To: Elroy Jetson who wrote (6173)8/16/2020 3:06:19 AM
From: elmatador  Read Replies (1) | Respond to of 13803
 
After tasting freedom in Capetown We de-camped Vancouver for no good reason I can think of except our home is supposedly in Hong Kong

Now he is back to Hong Kong under the Chinese Communist boot.



Message 32885182



To: Elroy Jetson who wrote (6173)8/16/2020 3:47:20 AM
From: elmatador1 Recommendation

Recommended By
pak73

  Respond to of 13803
 
Each week Beijing's message to Hong Kong gets clearer: we can do what we like


it is hard to avoid a gut-wrenching feeling of doom: all that Hong Kong people asked, with dogged determination, was for the possibility of having a say in the way they are governed – something that was promised to them by Hong Kong’s mini-constitution, the Basic Law.
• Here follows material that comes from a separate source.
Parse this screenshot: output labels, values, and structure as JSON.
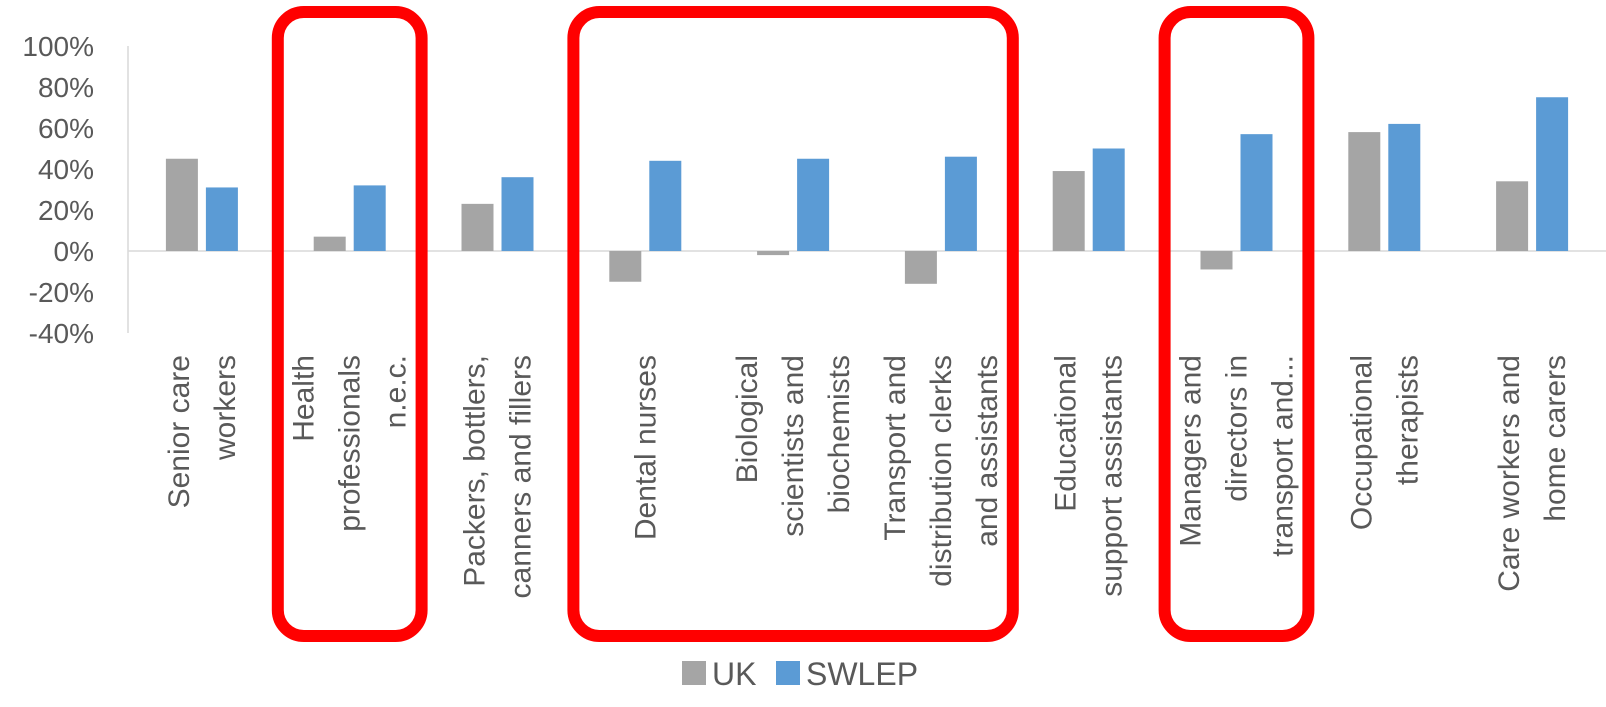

With equal determination, this has been denied. A common analysis of why this is so describes China as supposedly being too weak to accept limited democracy in one small corner of its territory. Too weak to be openly scrutinised and criticised by newspapers and radio shows produced in a language, Cantonese, that only a small portion of its population could understand, if it were freely accessible beyond the Great Firewall. It may be time to revise this assumption: China isn’t showing many signs of political weakness. Beijing is imposing its style of government on Hong Kong because it can. If a newspaper or a radio show or a group of young protesters are annoying, it can stop them. It isn’t scared of them.